Beirut, Madrid
En todos los escenarios del mundo, los padres cuidan de los hijos hasta que en algún momento invierten los papeles: suele ocurrir en el tercer acto, pero a veces sucede antes de tiempo
En un teatro de Madrid, Hovik Keuchkerian, nacido en Líbano, de padre armenio y madre navarra, interpreta Un obús en el corazón, de Wadji Mouawad, originario del mismo país, del que su familia tuvo que huir, como el actor, por la guerra que comenzó en 1975. La obra, dirigida por Santiago Sánchez, provoca un doble milagro. Durante 90 minutos, la epidemia desaparece –se queda en la puerta, donde hemos sido bautizados con gel hidroalcohólico- y ambos libaneses logran sumergirnos en una historia que –solo en apariencia- comienza en un país lejano, en un territorio que creíamos no haber pisado.
El milagro laico- olvidarnos de lo que nos angustiaba al llegar para conmovernos con lo que sucede tras la cuarta pared- es obra de un solo actor, que ocupa el escenario y nuestros pensamientos durante hora y media sin más acompañamiento que su voz, un sofá y una silla. No hay tregua ni distracciones y la historia va poco a poco aproximándose a lo conocido, lo universal y compartido. El sofá se convierte en la cama de un hospital, ese miedo homologable; la guerra muta en una enfermedad larga y cruel; la silla, en algo que empujamos sin ganas, únicamente porque alguien espera que lo hagamos. No hay llamas, pero vemos un incendio. El protagonista es un hombre como un castillo, pero cuando responde a preguntas de un adulto, vemos a un niño. “Solo un miedo de infancia puede acabar con otro miedo de infancia”, repite sobre las tablas, cuando ya hemos olvidado que llevamos puesta una mascarilla.

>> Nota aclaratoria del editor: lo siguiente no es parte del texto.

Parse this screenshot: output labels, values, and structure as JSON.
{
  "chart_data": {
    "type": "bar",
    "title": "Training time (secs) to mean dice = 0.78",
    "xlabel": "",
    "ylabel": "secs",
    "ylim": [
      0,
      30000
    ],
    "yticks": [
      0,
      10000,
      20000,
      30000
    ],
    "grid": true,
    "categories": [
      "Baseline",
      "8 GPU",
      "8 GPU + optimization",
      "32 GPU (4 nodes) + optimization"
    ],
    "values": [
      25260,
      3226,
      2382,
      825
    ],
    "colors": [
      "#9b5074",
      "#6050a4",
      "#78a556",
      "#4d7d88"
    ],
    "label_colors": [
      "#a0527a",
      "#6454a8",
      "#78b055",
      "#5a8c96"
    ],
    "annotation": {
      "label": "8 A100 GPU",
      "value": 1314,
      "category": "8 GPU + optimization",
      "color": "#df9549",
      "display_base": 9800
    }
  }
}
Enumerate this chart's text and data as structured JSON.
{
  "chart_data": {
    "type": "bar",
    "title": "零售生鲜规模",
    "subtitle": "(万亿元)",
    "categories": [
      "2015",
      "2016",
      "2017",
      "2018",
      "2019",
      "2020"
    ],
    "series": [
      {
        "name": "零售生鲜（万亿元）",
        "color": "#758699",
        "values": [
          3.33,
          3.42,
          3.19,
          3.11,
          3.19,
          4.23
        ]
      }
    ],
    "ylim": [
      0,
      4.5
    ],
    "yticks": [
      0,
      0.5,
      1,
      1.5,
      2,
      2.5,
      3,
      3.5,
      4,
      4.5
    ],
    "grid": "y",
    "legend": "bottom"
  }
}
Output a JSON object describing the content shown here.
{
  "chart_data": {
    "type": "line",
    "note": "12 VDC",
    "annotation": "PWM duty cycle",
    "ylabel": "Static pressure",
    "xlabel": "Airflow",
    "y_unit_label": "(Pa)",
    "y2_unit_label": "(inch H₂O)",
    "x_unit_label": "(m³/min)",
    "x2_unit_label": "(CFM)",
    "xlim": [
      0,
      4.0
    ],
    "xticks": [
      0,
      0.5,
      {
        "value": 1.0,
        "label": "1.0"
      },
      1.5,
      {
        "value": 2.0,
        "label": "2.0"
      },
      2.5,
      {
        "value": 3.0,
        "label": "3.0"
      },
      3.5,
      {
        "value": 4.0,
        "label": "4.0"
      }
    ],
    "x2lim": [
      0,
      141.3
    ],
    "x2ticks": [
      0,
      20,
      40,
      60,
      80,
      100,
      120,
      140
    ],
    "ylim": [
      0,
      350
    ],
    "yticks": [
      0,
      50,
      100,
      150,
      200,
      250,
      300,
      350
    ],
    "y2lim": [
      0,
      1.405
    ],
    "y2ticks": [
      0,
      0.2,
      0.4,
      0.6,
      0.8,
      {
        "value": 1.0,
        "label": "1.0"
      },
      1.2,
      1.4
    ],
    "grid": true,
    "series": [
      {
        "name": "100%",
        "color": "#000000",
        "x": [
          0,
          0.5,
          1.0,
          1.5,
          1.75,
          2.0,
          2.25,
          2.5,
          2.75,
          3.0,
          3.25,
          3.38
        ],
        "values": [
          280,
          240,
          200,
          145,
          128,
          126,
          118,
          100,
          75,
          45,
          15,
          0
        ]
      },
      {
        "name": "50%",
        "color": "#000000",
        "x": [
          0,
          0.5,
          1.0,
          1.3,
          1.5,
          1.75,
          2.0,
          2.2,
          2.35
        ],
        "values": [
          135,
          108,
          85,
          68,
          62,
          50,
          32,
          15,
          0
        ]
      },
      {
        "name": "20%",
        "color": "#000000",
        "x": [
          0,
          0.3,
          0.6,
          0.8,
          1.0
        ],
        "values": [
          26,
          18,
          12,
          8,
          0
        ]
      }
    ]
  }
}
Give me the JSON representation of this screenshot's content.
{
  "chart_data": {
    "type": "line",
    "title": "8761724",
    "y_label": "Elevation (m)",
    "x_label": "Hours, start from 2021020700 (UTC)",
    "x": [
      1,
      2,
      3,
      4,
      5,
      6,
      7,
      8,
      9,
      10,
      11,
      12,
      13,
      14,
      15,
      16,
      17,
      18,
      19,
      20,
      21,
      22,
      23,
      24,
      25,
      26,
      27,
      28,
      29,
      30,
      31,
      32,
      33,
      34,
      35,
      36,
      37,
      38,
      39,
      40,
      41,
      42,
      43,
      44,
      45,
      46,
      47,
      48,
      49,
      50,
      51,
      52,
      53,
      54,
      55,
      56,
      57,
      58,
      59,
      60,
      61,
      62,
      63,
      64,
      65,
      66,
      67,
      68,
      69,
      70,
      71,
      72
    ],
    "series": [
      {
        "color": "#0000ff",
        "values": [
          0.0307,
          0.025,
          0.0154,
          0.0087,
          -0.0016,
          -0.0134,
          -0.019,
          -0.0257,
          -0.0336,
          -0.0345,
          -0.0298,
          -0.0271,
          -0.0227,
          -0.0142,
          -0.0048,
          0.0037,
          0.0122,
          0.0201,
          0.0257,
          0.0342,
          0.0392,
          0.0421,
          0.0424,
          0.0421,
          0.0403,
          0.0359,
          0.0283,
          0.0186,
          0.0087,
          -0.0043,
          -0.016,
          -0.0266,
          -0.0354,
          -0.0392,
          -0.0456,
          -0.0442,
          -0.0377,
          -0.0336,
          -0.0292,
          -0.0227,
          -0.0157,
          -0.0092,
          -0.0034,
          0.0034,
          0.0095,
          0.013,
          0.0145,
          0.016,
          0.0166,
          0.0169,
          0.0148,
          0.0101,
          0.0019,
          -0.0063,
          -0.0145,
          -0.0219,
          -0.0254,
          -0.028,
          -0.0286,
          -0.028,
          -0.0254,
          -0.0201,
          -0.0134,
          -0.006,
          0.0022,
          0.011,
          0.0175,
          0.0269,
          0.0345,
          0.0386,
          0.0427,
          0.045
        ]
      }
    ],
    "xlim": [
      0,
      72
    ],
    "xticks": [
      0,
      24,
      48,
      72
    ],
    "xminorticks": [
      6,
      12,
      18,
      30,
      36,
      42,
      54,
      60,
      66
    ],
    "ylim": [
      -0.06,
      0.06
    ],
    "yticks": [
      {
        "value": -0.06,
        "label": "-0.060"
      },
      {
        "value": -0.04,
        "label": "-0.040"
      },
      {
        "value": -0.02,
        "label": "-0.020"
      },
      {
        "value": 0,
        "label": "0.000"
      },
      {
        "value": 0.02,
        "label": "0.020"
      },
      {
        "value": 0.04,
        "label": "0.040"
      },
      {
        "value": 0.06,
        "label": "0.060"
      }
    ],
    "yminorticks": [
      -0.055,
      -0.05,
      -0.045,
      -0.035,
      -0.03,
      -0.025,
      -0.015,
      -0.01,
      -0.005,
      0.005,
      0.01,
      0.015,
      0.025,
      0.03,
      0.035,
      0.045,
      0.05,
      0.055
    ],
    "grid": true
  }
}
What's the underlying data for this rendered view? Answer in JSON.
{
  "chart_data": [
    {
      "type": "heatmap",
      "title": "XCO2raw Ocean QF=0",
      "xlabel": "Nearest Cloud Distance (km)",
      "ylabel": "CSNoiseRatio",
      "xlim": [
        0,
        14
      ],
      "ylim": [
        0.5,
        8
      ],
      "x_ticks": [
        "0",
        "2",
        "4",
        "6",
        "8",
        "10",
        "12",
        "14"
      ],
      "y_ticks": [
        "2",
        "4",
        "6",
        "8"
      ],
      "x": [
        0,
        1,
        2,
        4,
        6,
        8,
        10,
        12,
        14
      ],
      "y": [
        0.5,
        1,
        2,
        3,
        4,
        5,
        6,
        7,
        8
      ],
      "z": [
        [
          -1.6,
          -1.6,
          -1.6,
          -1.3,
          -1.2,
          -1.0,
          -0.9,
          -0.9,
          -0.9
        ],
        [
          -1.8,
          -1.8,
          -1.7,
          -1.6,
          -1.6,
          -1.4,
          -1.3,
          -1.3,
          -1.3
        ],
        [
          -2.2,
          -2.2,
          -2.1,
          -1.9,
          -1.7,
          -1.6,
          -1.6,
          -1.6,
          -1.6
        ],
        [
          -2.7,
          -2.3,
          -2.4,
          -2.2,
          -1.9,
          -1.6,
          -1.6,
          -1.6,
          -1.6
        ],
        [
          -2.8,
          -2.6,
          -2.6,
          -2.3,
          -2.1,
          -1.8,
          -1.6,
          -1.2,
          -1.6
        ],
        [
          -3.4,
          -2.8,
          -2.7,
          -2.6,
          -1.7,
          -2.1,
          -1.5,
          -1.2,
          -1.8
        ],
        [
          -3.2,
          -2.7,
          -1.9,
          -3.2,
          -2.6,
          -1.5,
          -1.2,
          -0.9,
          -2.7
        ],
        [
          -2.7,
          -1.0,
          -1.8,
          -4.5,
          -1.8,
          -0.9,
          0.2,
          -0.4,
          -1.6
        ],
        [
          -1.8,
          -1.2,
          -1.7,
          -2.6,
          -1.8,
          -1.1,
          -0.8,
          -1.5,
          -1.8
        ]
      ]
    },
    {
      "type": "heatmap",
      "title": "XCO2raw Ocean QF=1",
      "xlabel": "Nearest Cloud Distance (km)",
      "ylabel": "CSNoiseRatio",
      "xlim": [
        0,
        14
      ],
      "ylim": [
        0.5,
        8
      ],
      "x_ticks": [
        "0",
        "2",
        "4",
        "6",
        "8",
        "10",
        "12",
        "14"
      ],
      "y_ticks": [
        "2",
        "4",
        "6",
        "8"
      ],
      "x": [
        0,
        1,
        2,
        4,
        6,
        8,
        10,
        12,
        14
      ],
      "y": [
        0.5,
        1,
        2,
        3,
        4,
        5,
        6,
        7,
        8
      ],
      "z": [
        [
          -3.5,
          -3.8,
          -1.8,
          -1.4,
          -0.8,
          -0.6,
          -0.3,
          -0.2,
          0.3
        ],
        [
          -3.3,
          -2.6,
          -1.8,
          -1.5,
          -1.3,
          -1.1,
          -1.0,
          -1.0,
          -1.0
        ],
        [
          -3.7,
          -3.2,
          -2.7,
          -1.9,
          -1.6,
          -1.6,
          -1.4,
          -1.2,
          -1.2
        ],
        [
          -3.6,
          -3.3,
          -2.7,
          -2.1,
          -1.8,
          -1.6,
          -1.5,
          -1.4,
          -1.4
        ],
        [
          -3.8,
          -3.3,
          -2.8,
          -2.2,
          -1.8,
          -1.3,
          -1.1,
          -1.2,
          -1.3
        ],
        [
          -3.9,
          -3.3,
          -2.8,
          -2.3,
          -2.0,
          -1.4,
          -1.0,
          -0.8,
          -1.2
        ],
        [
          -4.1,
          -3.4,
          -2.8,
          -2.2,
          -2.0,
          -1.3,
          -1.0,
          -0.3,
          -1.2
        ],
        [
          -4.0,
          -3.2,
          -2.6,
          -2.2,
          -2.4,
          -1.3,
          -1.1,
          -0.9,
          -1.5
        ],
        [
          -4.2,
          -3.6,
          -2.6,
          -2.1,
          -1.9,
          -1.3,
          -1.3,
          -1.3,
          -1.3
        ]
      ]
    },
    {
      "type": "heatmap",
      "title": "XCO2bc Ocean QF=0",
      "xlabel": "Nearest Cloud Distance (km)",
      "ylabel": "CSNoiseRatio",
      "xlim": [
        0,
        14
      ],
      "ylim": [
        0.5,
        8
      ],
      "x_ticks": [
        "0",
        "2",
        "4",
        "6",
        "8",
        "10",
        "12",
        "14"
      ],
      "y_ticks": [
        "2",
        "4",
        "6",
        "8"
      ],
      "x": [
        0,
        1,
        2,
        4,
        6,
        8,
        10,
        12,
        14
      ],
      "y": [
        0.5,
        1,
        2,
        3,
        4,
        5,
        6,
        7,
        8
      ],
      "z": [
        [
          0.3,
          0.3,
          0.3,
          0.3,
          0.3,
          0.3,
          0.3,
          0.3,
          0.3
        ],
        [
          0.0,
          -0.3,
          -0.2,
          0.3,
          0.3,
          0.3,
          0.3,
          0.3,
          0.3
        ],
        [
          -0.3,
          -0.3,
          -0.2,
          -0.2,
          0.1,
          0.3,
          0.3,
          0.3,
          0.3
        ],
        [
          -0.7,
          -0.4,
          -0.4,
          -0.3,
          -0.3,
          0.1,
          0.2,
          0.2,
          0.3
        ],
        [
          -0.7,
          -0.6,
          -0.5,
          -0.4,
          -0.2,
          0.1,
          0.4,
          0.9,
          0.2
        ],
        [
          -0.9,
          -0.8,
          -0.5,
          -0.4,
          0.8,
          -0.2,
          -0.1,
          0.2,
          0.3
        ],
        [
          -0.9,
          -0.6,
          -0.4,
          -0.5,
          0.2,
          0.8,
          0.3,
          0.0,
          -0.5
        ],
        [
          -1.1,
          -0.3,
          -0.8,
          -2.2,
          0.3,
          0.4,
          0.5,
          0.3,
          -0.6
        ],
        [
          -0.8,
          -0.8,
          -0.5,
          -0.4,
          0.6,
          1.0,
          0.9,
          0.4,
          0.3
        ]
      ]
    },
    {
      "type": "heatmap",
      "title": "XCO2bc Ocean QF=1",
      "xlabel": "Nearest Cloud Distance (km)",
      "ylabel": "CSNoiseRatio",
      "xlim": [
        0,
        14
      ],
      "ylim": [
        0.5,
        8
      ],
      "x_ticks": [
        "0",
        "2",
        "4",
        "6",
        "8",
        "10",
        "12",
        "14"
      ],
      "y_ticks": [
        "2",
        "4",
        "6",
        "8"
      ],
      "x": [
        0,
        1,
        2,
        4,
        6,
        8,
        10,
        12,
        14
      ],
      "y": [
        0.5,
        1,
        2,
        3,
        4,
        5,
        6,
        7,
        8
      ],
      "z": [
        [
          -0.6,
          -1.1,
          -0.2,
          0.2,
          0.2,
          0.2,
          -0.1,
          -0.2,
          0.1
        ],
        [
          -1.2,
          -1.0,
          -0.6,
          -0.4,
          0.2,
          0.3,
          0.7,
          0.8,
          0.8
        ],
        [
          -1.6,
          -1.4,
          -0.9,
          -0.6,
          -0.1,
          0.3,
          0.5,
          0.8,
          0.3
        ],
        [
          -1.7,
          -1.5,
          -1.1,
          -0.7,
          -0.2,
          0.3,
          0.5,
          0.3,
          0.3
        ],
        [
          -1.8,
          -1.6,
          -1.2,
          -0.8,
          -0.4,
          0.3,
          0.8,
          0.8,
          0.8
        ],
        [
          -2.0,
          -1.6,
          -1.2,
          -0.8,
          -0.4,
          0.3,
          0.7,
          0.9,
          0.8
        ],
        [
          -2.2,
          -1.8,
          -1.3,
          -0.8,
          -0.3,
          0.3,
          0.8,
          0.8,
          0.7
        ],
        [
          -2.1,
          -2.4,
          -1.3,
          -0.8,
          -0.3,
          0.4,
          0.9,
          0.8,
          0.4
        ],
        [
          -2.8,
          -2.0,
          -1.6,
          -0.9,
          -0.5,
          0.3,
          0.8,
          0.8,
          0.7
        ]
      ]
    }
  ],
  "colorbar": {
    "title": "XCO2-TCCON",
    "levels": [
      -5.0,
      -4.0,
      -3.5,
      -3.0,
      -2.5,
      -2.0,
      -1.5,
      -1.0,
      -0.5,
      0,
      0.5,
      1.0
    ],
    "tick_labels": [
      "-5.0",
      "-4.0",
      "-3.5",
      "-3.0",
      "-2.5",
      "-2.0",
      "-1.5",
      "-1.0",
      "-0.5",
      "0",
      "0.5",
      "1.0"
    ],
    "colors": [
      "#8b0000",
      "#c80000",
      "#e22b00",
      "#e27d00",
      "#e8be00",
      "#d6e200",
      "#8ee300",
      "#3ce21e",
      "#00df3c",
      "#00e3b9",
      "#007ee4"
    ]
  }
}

En todos los escenarios del mundo, los padres cuidan de los hijos hasta que en algún momento invierten los papeles. Normalmente ocurre en el tercer acto, pero a veces sucede antes, incluso en el primero. Algunos niños evitan confesar que ya saben que los Reyes no existen para no quitarle a sus padres la ilusión; para que no sepan que ellos han dejado de creer en la meritocracia. Otros no quieren aumentar la pena de quien les ha dicho “se fue al cielo” haciéndoles ver que ya saben que nadie, tampoco los más necesarios, es infinito o inmortal. Y seguirán creciendo y decepcionándose, acostumbrándose a fingir. Unos pocos, los más perfeccionistas, llegarán a hacerlo realmente bien. Amanecerán con el despertador, cumplirán con todos los deberes y obligaciones, se pondrán esas canciones tontas en lugar de esa otras a las que se parecen más y caerán rendidos por la noche, agotados por el esfuerzo; Serán maestros del disimulo, reina del baile, alegría de la huerta. En las tormentas permanecerán quietos, como las fieras despreocupadas de un zoo. Nunca se contarán que hubo un tiempo en el que sabían menos y se metían en una cama que no era la suya hasta que pasaban los truenos. Se crecerán en las dificultades, por ejemplo, una pandemia. Tolerarán la mediocridad, dejarán pasar las pequeñas injusticias del día a día y mantendrán a raya a la nostalgia, esa termita voraz. Puede que logren engañarse y engañar a todos toda la vida. Son felices, muy felices.
El padre de Wadji Mouawad le dijo una vez, cuando el hijo ya era uno de los dramaturgos más reconocidos: “La gente no quiere pensar en la muerte. La gente necesita reír”.